SANTA MARIA MADDALENA (RO). Un gruppo cinese specializzato nella produzione e nello smercio di droga, che aveva messo salde radici in Polesine, lungo la Sinistra Po, è stato sgominato dalla reazione delle forze della legalità, in particolare dai carabinieri del Nucleo investigativo di Rovigo e della Compagnia di Castelmassa, sotto la cui giurisdizione ricade Santa Maria Maddalena, dov'è stato sequestrato un fabbricato ritenuto riconducibile all'attività delinquenziale.

Tre gli orientali finiti in manette nel corso del blitz. Sequestrata un'ex lavanderia, nella quale sono state trovate circa mille piante di marijuana, con tutto il necessario per la crescita. Un sistema organizzatissimo, scoperto anche grazie alle segnalazioni che arrivavano ai carabinieri della locale Stazione, che segnalavano un odore pungente, atipico, che si avvertiva in quella zona. L'irruzione dei carabinieri, che avevano intuito a cosa fosse dovuta quella singolare fragranza, ha dato risultati ben oltre le aspettative: una vera e propria foresta di marijuana.
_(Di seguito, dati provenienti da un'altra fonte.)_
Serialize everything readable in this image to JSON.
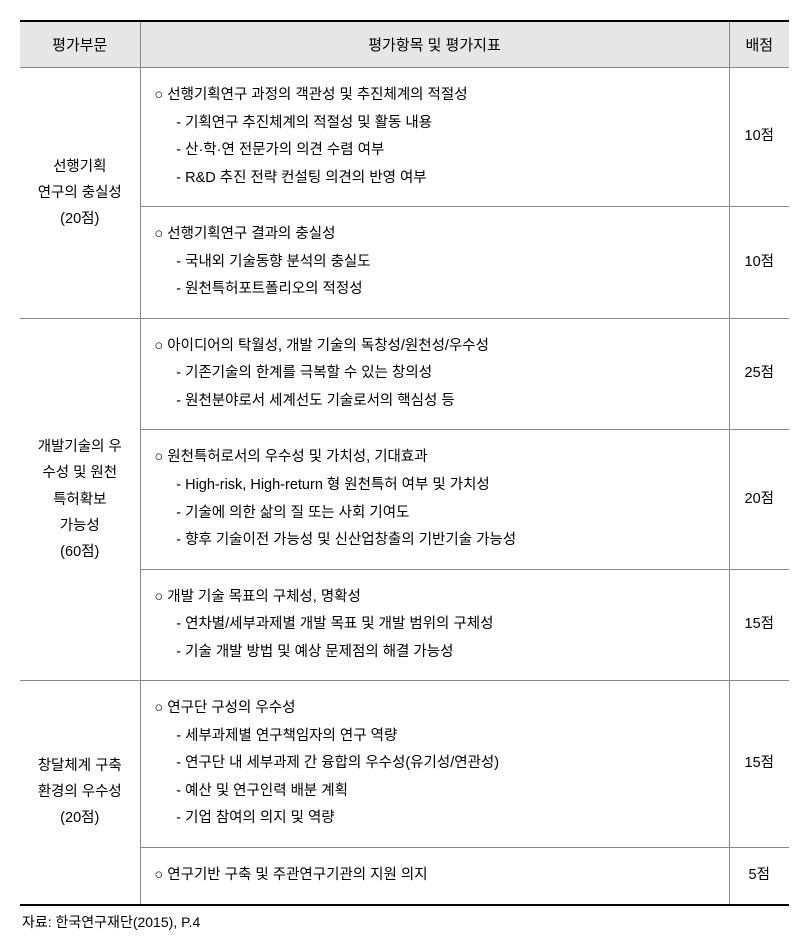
{
  "headers": {
    "col1": "평가부문",
    "col2": "평가항목 및 평가지표",
    "col3": "배점"
  },
  "sections": [
    {
      "category_lines": [
        "선행기획",
        "연구의 충실성",
        "(20점)"
      ],
      "rows": [
        {
          "title": "○ 선행기획연구 과정의 객관성 및 추진체계의 적절성",
          "subs": [
            "- 기획연구 추진체계의 적절성 및 활동 내용",
            "- 산·학·연 전문가의 의견 수렴 여부",
            "- R&D 추진 전략 컨설팅 의견의 반영 여부"
          ],
          "score": "10점"
        },
        {
          "title": "○ 선행기획연구 결과의 충실성",
          "subs": [
            "- 국내외 기술동향 분석의 충실도",
            "- 원천특허포트폴리오의 적정성"
          ],
          "score": "10점"
        }
      ]
    },
    {
      "category_lines": [
        "개발기술의 우",
        "수성 및 원천",
        "특허확보",
        "가능성",
        "(60점)"
      ],
      "rows": [
        {
          "title": "○ 아이디어의 탁월성, 개발 기술의 독창성/원천성/우수성",
          "subs": [
            "- 기존기술의 한계를 극복할 수 있는 창의성",
            "- 원천분야로서 세계선도 기술로서의 핵심성 등"
          ],
          "score": "25점"
        },
        {
          "title": "○ 원천특허로서의 우수성 및 가치성, 기대효과",
          "subs": [
            "- High-risk, High-return 형 원천특허 여부 및 가치성",
            "- 기술에 의한 삶의 질 또는 사회 기여도",
            "- 향후 기술이전 가능성 및 신산업창출의 기반기술 가능성"
          ],
          "score": "20점"
        },
        {
          "title": "○ 개발 기술 목표의 구체성, 명확성",
          "subs": [
            "- 연차별/세부과제별 개발 목표 및 개발 범위의 구체성",
            "- 기술 개발 방법 및 예상 문제점의 해결 가능성"
          ],
          "score": "15점"
        }
      ]
    },
    {
      "category_lines": [
        "창달체계 구축",
        "환경의 우수성",
        "(20점)"
      ],
      "rows": [
        {
          "title": "○ 연구단 구성의 우수성",
          "subs": [
            "- 세부과제별 연구책임자의 연구 역량",
            "- 연구단 내 세부과제 간 융합의 우수성(유기성/연관성)",
            "- 예산 및 연구인력 배분 계획",
            "- 기업 참여의 의지 및 역량"
          ],
          "score": "15점"
        },
        {
          "title": "○ 연구기반 구축 및 주관연구기관의 지원 의지",
          "subs": [],
          "score": "5점"
        }
      ]
    }
  ],
  "source": "자료:  한국연구재단(2015), P.4",
  "styles": {
    "header_bg": "#e6e6e6",
    "border_color": "#888888",
    "outer_border_color": "#000000",
    "text_color": "#000000",
    "font_size_header": 15,
    "font_size_body": 14.5,
    "font_size_source": 14,
    "col_widths": {
      "col1": 120,
      "col2": "auto",
      "col3": 60
    }
  }
}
Un apparato, quello che garantiva la coltivazione, che necessitava di enormi quantitativi di energia elettrica, fornita da un gigantesco allaccio abusivo, che gli stessi tecnici Enel hanno avuto non poca difficoltà ad affrontare e, soprattutto, a mettere in sicurezza. Basti pensare che, per evitare guai, è stato necessario togliere la corrente, per tutta la durata delle operazioni, alle abitazioni di ben tre vie. Alla fine, comunque, tutto si è risolto nel migliore dei modi.

Non per i tre cinesi trovati all'interno, arrestati, sia per la coltivazione sia per l'allaccio abusivo alla corrente.

Le indagini proseguono, ma la prima ipotesi è che quel gigantesco quantitativo di droga, che ora sarà distrutto, servisse ad alimentare il mercato della marijuana di almeno tre regioni: Veneto, Emilia Romagna e Lombardia.